The picture above is a scan from a photograph of the Tomb of the Unknowns I took in 1992. The original photograph is now very washed out, so I converted it to sepia. It’s not a very good picture, but I wanted to include it in this post for Memorial Day.
Memorial Day, originally called Decoration Day, is a day of remembrance for those who have died in our nation’s service. There are many stories as to the actual beginnings of Decoration Day, but Waterloo, N. Y., was officially declared the birthplace of Memorial Day by President Lyndon Johnson. There is also evidence that organized women’s groups in the South were decorating graves before the end of the Civil War.
Memorial Day was officially proclaimed on May 5, 1868, by General John Logan, national commander of the Grand Army of the Republic, and was first observed on May 30th of that same year.
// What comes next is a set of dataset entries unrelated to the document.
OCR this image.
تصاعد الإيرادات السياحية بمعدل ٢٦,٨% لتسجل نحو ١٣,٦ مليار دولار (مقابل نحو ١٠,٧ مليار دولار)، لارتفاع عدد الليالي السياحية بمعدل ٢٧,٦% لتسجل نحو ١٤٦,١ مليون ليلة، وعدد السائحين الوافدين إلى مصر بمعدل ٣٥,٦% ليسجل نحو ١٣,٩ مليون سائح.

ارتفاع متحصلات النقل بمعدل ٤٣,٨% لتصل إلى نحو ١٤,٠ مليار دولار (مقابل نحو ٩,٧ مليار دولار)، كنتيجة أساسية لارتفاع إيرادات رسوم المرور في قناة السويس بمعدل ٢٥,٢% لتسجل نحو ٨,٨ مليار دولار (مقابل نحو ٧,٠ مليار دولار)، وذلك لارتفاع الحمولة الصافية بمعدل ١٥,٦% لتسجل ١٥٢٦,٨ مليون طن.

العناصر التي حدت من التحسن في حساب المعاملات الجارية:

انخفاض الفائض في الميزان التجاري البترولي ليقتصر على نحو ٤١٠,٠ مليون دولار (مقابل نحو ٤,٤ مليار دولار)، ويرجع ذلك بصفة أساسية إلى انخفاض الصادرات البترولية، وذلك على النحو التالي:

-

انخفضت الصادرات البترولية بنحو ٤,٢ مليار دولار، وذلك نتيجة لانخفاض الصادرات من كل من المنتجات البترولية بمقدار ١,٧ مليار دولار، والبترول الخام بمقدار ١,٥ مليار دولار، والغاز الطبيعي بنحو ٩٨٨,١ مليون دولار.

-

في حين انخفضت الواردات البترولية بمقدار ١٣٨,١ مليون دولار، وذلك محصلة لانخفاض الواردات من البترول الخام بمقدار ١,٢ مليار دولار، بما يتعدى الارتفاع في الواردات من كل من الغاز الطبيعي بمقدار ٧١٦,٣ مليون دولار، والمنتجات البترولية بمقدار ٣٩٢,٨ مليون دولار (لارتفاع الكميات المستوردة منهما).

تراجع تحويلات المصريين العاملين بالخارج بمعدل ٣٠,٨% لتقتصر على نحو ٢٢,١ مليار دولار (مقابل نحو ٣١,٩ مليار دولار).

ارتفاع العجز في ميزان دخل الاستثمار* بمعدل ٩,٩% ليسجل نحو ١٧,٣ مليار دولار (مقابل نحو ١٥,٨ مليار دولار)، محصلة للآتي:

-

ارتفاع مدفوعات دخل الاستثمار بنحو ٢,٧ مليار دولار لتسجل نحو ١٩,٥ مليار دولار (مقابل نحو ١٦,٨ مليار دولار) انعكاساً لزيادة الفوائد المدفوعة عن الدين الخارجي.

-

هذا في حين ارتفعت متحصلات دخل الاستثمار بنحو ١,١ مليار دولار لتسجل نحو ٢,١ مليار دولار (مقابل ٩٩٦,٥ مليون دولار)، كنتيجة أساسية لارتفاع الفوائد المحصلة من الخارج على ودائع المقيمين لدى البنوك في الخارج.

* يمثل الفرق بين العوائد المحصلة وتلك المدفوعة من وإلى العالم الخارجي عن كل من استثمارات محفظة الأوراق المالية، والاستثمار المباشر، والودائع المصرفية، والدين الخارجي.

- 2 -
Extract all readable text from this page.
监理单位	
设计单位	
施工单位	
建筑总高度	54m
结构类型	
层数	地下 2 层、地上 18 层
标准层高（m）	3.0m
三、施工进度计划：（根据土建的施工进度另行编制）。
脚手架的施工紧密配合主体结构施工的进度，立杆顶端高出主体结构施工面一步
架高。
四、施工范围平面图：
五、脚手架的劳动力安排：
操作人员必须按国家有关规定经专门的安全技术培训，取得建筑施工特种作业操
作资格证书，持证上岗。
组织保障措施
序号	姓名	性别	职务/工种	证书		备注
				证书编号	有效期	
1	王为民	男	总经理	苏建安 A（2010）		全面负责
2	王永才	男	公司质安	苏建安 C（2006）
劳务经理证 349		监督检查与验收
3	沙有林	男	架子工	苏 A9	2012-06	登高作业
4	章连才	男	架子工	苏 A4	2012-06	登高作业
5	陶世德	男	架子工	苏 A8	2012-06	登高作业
The first state to officially recognize the holiday was New York in 1873. By 1890 it was recognized by all of the northern states, although the South refused to acknowledge the day until after World War I, when the holiday changed from honoring just those who died fighting in the Civil War to honoring Americans who died fighting in any war.
The holiday has changed in many ways over the years. In 1971 Congress changed the date to the last Monday in May to ensure a three day weekend. As such, Memorial Day is now celebrated as much for the unofficial beginning of summer as it is for a day of remembrance.
So I hope you will enjoy any special activities that you have planned for the day. But I also hope you will take a moment to remember those who sacrificed so much to give us the freedom that we enjoy.